Le ministre de l’Economie et des Finances, Aboubakar Nacanabo, président du conseil des ministres de l’Union économique et monétaire ouest-africaine (UEMOA), a présidé les travaux de la deuxième session de l’Union, vendredi 3 juillet 2026, à Ouagadougou.
L’activité économique demeure dynamique et résiliente dans l’espace monétaire ouest-africaine. La croissance est estimée à 6,1 % au premier trimestre 2026, après 6,5 % le trimestre précédent. C’est ce qui est ressorti de la 2e session du conseil des ministres de l’Union économique et monétaire ouest-africaine (UEMOA), tenue le vendredi 3 juillet 2026, à Ouagadougou. Cette rencontre statutaire a été présidée par le ministre de l’Economie et des Finances du Burkina Faso, Aboubakar Nacanabo, président du conseil des ministres de l’Union.
Il a fait savoir que malgré les perturbations persistantes des chaînes d’approvisionnements mondiales, l’activité économique mondiale a poursuivi sa progression au premier trimestre 2026. « Au sein de l’UEMOA, elle est demeurée dynamique et résiliente. La croissance est estimée à 6,1 % en glissement annuel au premier trimestre 2026, après 6,5 % le trimestre précédent. Pour l’ensemble de l’année 2026, elle est attendue à 6,1 % », a précisé Aboubakar Nacanabo.
Mais, au-delà de ces acquis, a-t-il martelé, l’ambition ne peut donc être seulement de croître mais également de transformer davantage les matières premières de l’espace, financer le développement par des ressources propres et surtout de développer des chaînes de valeurs régionales pour faire du marché commun un instrument de puissance économique. « L’inflation est globalement maîtrisée. Le taux d’inflation s’est établi à -0,2 % au premier trimestre 2026 et devrait ressortir à 1,6 % sur l’ensemble de l’année », a relevé Aboubakar Nacanabo.Il a ajouté que sur le plan des finances publiques, les efforts d’assainissement budgétaire, engagés par les Etats membres, continueraient de produire leurs effets.
Pour une intégration plus concrète
Et, sur le déficit budgétaire global rapporté au PIB de l’Union, il devrait passer de 3,3 % en 2025 à 3,2 % en 2026, puis à 2,9 % en 2027. Ainsi, dans la dynamique de la consolidation des acquis, la rencontre des ministres de l’UEMOA, s’est penchée sur divers dossiers.
Selon le président du conseil, il a été question, au titre de la Commission de l’UEMOA, d’examiner le rapport sur la surveillance multilatérale de juin 2026 ainsi que la recommandation relative aux orientations de politique économique des Etats membres pour l’année 2027, de réfléchir sur le cadre de référence de la politique d’endettement public et de gestion de la dette publique, ainsi que sur la création du réseau des gestionnaires de la dette publique, d’examiner les textes relatifs à l’autorisation de mise sur le marché et à la surveillance des médicaments vétérinaires, ainsi qu’à la création d’un comité régional du médicament vétérinaire et de statuer sur la stratégie de protection sociale de l’UEMOA.
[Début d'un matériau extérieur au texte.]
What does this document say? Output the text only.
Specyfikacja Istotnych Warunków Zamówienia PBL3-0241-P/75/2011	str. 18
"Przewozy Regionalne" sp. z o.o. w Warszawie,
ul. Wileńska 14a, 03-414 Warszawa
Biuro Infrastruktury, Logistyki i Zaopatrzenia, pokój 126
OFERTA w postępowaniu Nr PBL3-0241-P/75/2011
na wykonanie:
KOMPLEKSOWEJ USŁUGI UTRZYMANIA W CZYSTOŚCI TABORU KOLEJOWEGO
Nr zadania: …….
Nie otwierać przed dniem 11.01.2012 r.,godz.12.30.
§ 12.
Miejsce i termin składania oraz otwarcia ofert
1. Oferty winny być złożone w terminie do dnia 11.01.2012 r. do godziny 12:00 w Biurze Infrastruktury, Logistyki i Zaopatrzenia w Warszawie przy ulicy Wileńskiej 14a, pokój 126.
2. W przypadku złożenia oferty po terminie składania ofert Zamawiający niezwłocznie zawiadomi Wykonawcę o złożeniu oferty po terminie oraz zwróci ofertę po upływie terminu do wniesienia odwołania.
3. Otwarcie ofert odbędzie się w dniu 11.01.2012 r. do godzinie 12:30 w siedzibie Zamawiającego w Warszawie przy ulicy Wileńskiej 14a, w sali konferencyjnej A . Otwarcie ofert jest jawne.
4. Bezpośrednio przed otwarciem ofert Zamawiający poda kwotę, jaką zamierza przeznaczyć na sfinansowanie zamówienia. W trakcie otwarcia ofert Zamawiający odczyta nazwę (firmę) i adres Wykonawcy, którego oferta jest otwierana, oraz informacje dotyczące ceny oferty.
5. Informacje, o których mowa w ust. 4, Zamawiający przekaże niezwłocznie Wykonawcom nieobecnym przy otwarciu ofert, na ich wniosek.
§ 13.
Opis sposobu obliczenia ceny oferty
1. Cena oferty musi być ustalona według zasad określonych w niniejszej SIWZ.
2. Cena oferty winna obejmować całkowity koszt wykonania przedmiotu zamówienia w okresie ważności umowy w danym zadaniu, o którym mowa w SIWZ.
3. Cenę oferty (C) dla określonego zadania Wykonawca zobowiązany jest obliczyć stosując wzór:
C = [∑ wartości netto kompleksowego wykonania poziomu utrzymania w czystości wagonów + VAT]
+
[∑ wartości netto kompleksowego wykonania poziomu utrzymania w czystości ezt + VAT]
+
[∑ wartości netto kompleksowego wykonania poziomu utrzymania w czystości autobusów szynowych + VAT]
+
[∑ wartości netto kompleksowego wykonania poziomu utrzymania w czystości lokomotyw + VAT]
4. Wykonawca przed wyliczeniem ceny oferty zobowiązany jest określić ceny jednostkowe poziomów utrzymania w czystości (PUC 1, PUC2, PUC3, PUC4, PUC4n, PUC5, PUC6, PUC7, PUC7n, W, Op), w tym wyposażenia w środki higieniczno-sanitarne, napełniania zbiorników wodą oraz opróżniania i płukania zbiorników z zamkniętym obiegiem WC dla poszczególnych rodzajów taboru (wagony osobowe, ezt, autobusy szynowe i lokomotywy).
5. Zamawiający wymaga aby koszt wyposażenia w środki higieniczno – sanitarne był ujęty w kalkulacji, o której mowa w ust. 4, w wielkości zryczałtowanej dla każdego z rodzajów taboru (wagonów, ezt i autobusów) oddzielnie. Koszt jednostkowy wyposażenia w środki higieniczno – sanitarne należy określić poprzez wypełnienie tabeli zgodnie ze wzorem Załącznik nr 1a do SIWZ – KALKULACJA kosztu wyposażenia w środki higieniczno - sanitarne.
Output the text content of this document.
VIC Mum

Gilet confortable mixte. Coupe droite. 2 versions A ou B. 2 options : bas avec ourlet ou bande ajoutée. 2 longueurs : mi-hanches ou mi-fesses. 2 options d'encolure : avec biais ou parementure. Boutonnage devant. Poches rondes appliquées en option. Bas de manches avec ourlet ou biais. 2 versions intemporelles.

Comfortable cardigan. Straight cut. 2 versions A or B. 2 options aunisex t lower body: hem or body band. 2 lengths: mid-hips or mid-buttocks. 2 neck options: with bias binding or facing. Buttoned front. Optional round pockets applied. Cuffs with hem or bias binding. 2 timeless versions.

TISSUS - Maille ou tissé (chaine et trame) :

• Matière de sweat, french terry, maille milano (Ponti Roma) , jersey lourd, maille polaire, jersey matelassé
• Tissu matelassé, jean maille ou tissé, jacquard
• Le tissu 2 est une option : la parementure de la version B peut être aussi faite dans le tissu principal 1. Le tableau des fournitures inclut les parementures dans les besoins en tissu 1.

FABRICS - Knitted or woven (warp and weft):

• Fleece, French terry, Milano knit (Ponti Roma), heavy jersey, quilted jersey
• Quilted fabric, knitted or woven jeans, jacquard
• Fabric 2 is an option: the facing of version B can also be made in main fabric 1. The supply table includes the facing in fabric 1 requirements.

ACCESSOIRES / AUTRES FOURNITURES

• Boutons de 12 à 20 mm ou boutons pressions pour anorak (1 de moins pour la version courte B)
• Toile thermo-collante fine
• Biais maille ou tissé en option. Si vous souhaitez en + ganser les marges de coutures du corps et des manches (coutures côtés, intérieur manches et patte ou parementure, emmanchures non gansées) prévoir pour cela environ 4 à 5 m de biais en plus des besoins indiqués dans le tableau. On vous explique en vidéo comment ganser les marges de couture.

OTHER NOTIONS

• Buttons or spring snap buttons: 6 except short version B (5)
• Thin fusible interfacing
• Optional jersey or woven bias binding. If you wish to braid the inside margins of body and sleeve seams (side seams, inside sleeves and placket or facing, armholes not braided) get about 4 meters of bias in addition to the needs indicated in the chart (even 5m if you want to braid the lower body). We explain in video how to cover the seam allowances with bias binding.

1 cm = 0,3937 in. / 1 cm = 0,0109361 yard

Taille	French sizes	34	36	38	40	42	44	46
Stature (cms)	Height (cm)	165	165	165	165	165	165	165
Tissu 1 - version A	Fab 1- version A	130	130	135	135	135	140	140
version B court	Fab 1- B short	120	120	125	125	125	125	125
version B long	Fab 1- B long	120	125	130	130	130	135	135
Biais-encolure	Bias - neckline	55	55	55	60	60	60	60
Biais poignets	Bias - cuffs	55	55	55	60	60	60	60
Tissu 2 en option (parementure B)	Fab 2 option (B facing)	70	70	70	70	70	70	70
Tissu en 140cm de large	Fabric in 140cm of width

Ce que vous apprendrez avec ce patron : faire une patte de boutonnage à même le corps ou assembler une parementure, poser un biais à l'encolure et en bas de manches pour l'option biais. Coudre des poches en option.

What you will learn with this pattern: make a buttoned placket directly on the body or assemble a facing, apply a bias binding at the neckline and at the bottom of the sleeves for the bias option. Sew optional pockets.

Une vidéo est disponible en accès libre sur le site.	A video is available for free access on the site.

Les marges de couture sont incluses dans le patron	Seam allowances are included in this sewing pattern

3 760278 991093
Au titre de l’autorité des marchés financiers de l’UMOA, les membres du conseil ont examiné son budget pour l’exercice 2026 ainsi que les décisions relatives au renouvellement de mandats et à la nomination de membres de son collège. Par ailleurs, cette session coïncide avec le trentième anniversaire de l’autorité des marchés financiers de l’UMOA. Ainsi, saisissant l’occasion, Aboubakar Nacanabo a invité ses pairs à « à regarder vers l’avenir » pour que le marché financier régional élargisse la base des investisseurs, stimule l’épargne longue, accompagne davantage les entreprises, soutienne l’innovation financière et contribue plus au financement endogène du développement.
Pendant les travaux, les ministres ont aussi, au titre de la Banque centrale des Etats de l’Afrique de l’Ouest (BCEAO), analysé l’opérationnalisation du fonds de stabilité financière de l’UEMOA et planché sur les notes relatives à ses partenariats avec la société financière internationale, Proparco et Sumitomo Mitsui Banking Corporation. « Notre avenir se trouve dans une intégration plus concrète, plus audacieuse et plus proche des réalités de nos peuples. Nous devons faire de notre espace communautaire un espace de production, de transformation, d’investissement, de circulation des compétences et de solidarité effective », a laissé entendre le président du conseil. Pour cela, en vue d’un véritable succès de la session, il a appelé à faire de la célérité dans la mise en œuvre des décisions, du suivi rigoureux et de la redevabilité une exigence collective.